Prior to 2015 the commonly used Sepsis Screening came from the 1992 Bone et al. recommendations which did not include "does the patient have a suspected new infection" portion, this is what I was referencing when I said we've switched to SOFA, which includes lack of suspected infection as a negative screen.

On 10/15/2016 at 1:30 AM, TheSquire said:

The first step of a sepsis screen is critical thinking, asking "Does the patient have a new source of infection?" Your GI lady didn't have one, so should've screened negative.

Actually, it isn't. While new source of infection is included on some sepsis screens, it is not universal. And, even with that criterion, most protocols are exactly that, and are to be followed regardless of the judgement of the clinician. Which is why the 200kg heart failure PT with a UTI is harmed, as is the actual septic PT who had tylenol to suppress the fever and is on a beta blocker.

There are reputable medical organizations who strongly object to the removal of critical thinking from patient care, and that "high-quality evidence suggests that protocolized care for sepsis increases utilization of resources without benefiting patients"

I apologize for the thread hijack. The initial question was how the hospital might improve it's numbers. Presumably the numbers in need of improvement are compliance numbers, rather than outcomes.

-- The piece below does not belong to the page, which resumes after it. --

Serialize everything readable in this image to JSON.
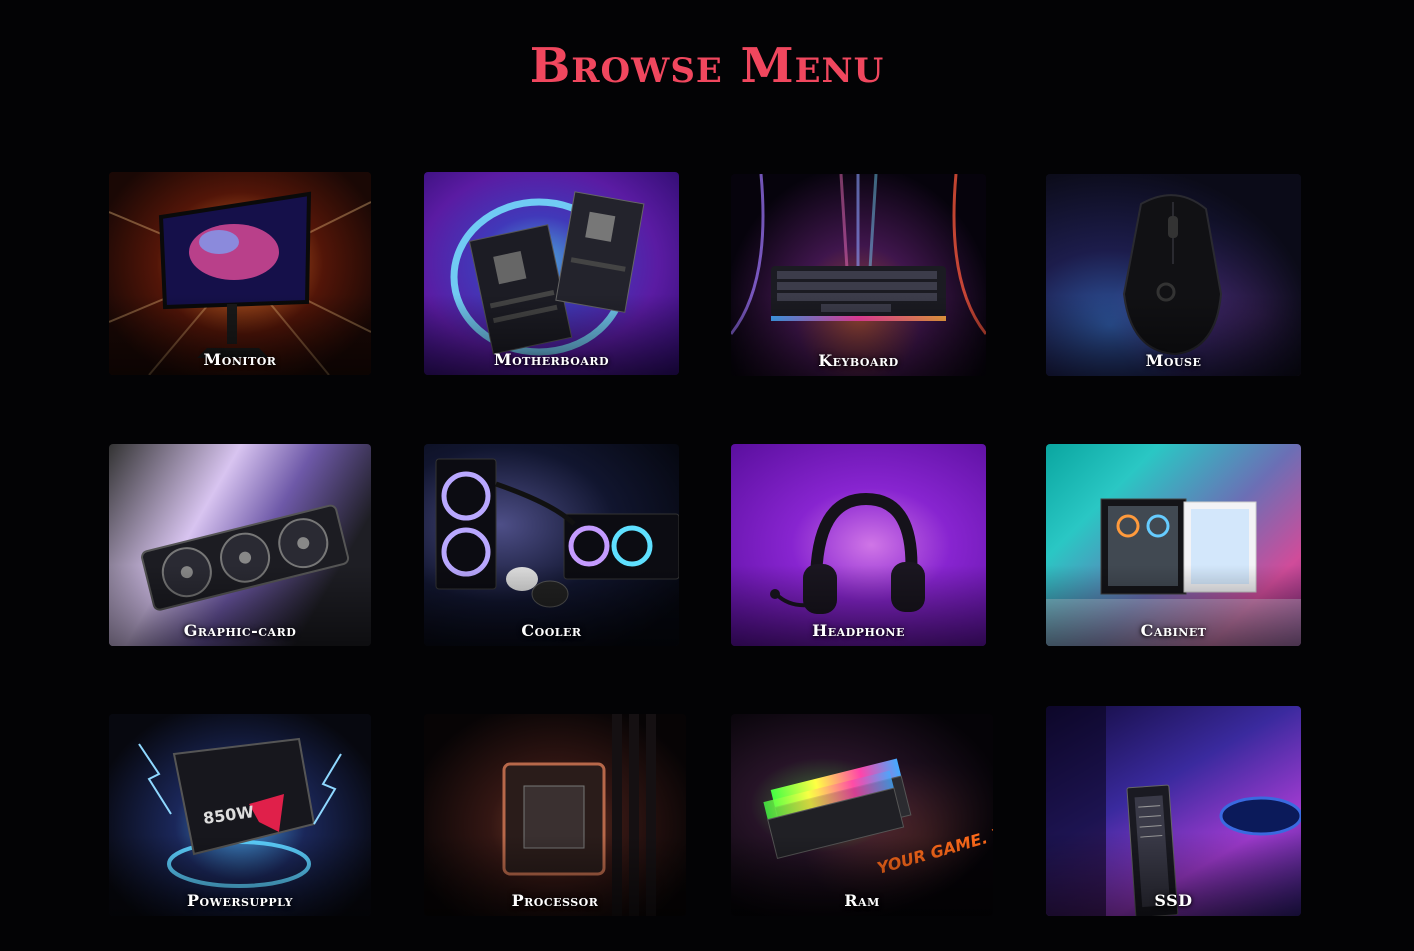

The best idea I saw was I-Stat at triage, and including the lactate in the decision making process. This alone would rule out a huge number non septic PTs who would otherwise meet the criteria. And, it looks cheap. Less than $1000. It probably pays for itself in a day.

The worst idea would be to modify the ESI system which already prioritizes patients at risk of death without immediate intervention. Changing it to include PTs at risk of decreasing the departments compliance statistics a poor use of resources.